On Wednesday, the Dow fell 476 points, or 1.3%, while the S&P 500 and Nasdaq each declined 1.5%. It was the largest one-day decline in the S&P 500 since Sept. 26, while the Dow and Nasdaq snapped nine-day winning streaks, according to Dow Jones Market Data.

See: Was stock market’s midweek dip a ‘one-day wonder’ or start of ‘decent pullback’?

What drove markets

A round of economic data Thursday may have helped U.S. stocks find their footing after the sharp pullback seen late in the previous session.

The Labor Department said first-time jobless claims rose by 2,000 to 205,000 in the week ending Dec. 16. Economists had forecast new claims in the week ending Dec. 16 to total 215,000.

U.S. third-quarter gross domestic product was cut to show annualized growth of 4.9% against an initial estimate of 5.2%, while the Philadelphia Fed’s activity index fell further into negative territory.

These economic data weren’t “earth-shattering numbers,” but they still proved that a cooling economy will keep the Fed on track to cut rates in the “not-too-distant future,” said Chris Larkin, managing director for trading and investing at E-Trade from Morgan Stanley, in emailed comments on Thursday.

Read: Four out of five industry sectors are overbought, say Citi strategists, as Morgan Stanley index turns negative

Exhilarated by expectations for Federal Reserve rate cuts by the first half of 2024, Wall Street sent stocks soaring hard and fast in the past week, with the S&P 500 less than 1% shy of its record set nearly two years ago.

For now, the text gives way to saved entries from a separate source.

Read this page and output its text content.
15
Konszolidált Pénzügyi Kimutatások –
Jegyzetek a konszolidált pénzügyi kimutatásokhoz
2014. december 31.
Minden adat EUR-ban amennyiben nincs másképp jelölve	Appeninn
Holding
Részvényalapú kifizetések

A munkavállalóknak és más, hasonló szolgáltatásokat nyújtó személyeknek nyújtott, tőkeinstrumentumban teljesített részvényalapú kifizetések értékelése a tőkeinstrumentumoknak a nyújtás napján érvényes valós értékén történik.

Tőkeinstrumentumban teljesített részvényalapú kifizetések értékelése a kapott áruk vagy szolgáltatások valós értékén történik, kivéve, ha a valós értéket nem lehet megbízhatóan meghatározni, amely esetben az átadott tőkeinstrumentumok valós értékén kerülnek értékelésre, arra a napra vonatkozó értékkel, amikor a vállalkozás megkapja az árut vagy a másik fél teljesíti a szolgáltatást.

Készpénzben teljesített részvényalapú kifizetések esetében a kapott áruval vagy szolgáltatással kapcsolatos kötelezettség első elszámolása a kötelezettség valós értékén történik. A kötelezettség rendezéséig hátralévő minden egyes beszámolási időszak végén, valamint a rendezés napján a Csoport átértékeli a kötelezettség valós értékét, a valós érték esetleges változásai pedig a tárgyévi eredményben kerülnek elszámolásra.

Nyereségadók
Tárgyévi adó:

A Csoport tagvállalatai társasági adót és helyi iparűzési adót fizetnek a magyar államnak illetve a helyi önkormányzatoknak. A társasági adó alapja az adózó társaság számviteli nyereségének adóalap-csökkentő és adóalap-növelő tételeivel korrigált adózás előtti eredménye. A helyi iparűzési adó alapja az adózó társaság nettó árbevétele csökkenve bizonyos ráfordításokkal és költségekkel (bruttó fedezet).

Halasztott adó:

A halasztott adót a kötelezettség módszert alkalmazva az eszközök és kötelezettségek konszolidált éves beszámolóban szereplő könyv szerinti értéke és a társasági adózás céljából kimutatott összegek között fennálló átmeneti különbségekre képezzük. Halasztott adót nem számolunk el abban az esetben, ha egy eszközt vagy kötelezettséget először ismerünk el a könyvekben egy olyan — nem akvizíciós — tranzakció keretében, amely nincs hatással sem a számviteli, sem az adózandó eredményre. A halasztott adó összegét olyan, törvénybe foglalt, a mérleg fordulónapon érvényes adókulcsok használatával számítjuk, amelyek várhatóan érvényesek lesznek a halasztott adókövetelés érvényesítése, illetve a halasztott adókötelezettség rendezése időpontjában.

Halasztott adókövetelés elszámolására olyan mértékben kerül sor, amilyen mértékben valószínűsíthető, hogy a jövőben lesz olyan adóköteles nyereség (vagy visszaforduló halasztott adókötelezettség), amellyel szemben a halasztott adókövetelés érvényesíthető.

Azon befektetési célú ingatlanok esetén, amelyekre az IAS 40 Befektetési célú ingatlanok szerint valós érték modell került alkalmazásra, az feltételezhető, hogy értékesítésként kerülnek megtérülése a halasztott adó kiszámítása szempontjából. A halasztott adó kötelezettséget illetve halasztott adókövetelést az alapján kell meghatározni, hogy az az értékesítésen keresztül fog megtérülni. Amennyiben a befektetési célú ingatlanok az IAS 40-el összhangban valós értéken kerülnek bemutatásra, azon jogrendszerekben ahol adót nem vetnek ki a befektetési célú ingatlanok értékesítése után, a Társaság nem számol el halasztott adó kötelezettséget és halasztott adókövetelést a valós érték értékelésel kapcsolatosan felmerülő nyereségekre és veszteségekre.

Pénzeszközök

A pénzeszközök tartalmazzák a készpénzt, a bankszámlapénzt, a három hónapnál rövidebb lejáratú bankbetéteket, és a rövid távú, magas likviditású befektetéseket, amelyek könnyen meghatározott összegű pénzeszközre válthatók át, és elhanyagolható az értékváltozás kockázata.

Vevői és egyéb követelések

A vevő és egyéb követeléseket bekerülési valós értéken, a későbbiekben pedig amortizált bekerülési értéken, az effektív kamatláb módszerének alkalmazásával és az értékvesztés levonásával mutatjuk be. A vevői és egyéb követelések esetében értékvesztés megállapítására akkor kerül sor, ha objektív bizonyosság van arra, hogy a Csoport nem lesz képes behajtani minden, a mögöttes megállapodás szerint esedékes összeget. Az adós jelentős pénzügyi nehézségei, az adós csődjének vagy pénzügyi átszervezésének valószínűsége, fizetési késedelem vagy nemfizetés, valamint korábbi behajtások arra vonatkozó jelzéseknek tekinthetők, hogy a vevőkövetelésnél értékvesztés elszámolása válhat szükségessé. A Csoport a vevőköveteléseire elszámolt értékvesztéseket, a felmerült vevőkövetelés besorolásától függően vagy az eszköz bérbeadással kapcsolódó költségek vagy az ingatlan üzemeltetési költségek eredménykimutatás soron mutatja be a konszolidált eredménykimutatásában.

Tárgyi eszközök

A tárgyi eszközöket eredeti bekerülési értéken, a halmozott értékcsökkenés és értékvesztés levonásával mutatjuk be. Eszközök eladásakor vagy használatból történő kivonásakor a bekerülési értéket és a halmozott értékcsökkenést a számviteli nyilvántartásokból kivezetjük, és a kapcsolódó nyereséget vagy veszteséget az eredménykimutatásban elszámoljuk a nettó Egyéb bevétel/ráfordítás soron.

However, stocks took a turn for the worse on Wednesday, snapping a nine-day win streak for the Dow and Nasdaq. While there wasn’t any clear fundamental trigger for the selloff, trading in derivatives known as zero-day-to-expiry options (0DTE) may have played a role, according to several market watchers. Overbought technical conditions and thin volume also were cited as likely factors.

Still, the selloff implies the year-end rally isn’t on solid footing, since fundamentals don’t justify the current level of stock market, said Don Calcagni, chief investment officer at Mercer Advisors.

With the S&P 500’s forward 12-month price-to-earnings ratio at 19.3 as of Thursday, investors are “overly rosy” in their expectations for 2024, and may not be able to rationalize these levels if the Fed doesn’t cut interest rates by much as many expect, Calcagni told MarketWatch on Thursday.

See: Why stock-market bulls say ’embrace weakness’ after biggest stumble in 3 months

In other economic data, the leading economic index fell 0.5% in November, falling for the 20th month in a row, and continued to signal a recession ahead.

Friday morning brings the release of the November personal consumption expenditure index, which includes the Fed’s favored inflation gauge.